There are several people working towards a solution. The staff at our camp, who were simply amazing, have developed projects and proposals to, very soon, start workshops with the people in the community to teach them about sustainable agriculture, the need for biodiversity in an area, and how to better manage the wildlife.

After learning about government policies, climate, hydrology, land use and extensive practice in animal identification and behavior studies, we broke into three research groups led by our professors. One project was about the ever growing problem of poaching, the other about the effects of animals on the peoples’ lives. My project was about land use in the Kimana swamp, a very small body of water, and one of the only permanent sources of water in Kenya. This swamp is shared by the animals of the Kimana Wildlife Sanctuary and the people trying to make a living off the land. We interviewed people living in the swamp about their land use and problems with animals. We also interviewed sanctuary guards and government officials. Finally, we did GPS mapping of the swamp to determine how much was being used by agriculture.

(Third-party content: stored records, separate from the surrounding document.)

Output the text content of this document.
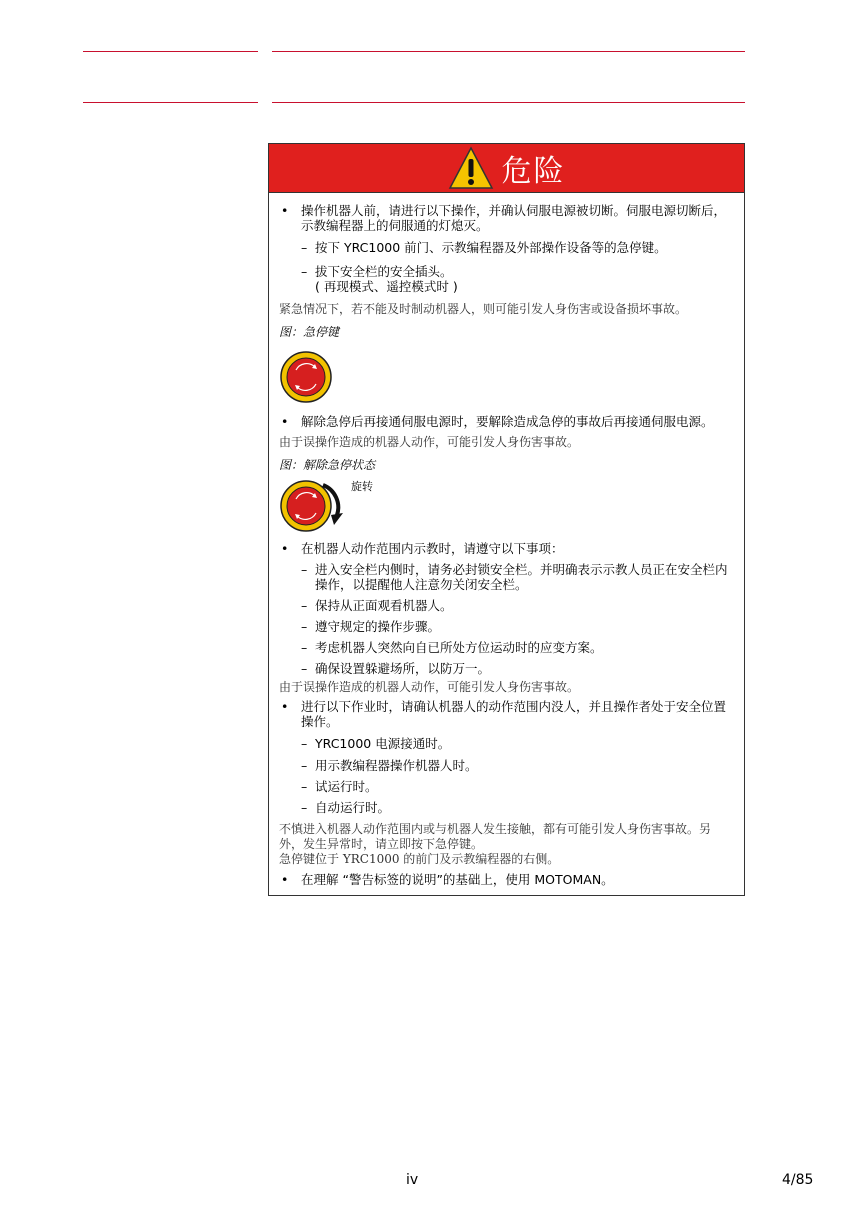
危险
• 操作机器人前，请进行以下操作，并确认伺服电源被切断。伺服电源切断后，示教编程器上的伺服通的灯熄灭。
– 按下 YRC1000 前门、示教编程器及外部操作设备等的急停键。
– 拔下安全栏的安全插头。
( 再现模式、遥控模式时 )
紧急情况下，若不能及时制动机器人，则可能引发人身伤害或设备损坏事故。
图：急停键
• 解除急停后再接通伺服电源时，要解除造成急停的事故后再接通伺服电源。
由于误操作造成的机器人动作，可能引发人身伤害事故。
图：解除急停状态
旋转
• 在机器人动作范围内示教时，请遵守以下事项：
– 进入安全栏内侧时，请务必封锁安全栏。并明确表示示教人员正在安全栏内操作，以提醒他人注意勿关闭安全栏。
– 保持从正面观看机器人。
– 遵守规定的操作步骤。
– 考虑机器人突然向自已所处方位运动时的应变方案。
– 确保设置躲避场所，以防万一。
由于误操作造成的机器人动作，可能引发人身伤害事故。
• 进行以下作业时，请确认机器人的动作范围内没人，并且操作者处于安全位置操作。
– YRC1000 电源接通时。
– 用示教编程器操作机器人时。
– 试运行时。
– 自动运行时。
不慎进入机器人动作范围内或与机器人发生接触，都有可能引发人身伤害事故。另外，发生异常时，请立即按下急停键。
急停键位于 YRC1000 的前门及示教编程器的右侧。
• 在理解 “警告标签的说明”的基础上，使用 MOTOMAN。
iv	4/85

There was plenty of time for fun. On days off we could go into the Kimana market, we played sports with our staff and planted trees with the children of the secondary school. We visited an orphanage and donated about 3 weeks worth of food. We camped in Tsavo National Park, home of the man-eating lions, and made day trips to Amboseli National Park. I saw so many animals up close, elephants and lions, and even animals I had never heard of before. We felt the ground vibrate under our feet during a stampede. We listened to traditional songs around a campfire. We learned Swahili and bartered with the mammas. We learned how to play Kenyan Uno, which involves much more strategy than traditional Uno. We hiked into Tanzania. We shared stories with the people we met and learned so much about the Kenyan way of life. We slept in mosquito nets. We could see Mt. Kilimanjaro from the shower stalls.

My trip to Kenya, undoubtedly, changed my life. I now have 33 new friends in the United States, as well as Holland, Venezuela, Germany, and of course Kenya. I have a greater appreciation for the people working to change lives because, for a month, I was one of those people. Our work will be incorporated into our professor’s work towards making a better Kenya, and that is an amazing feeling.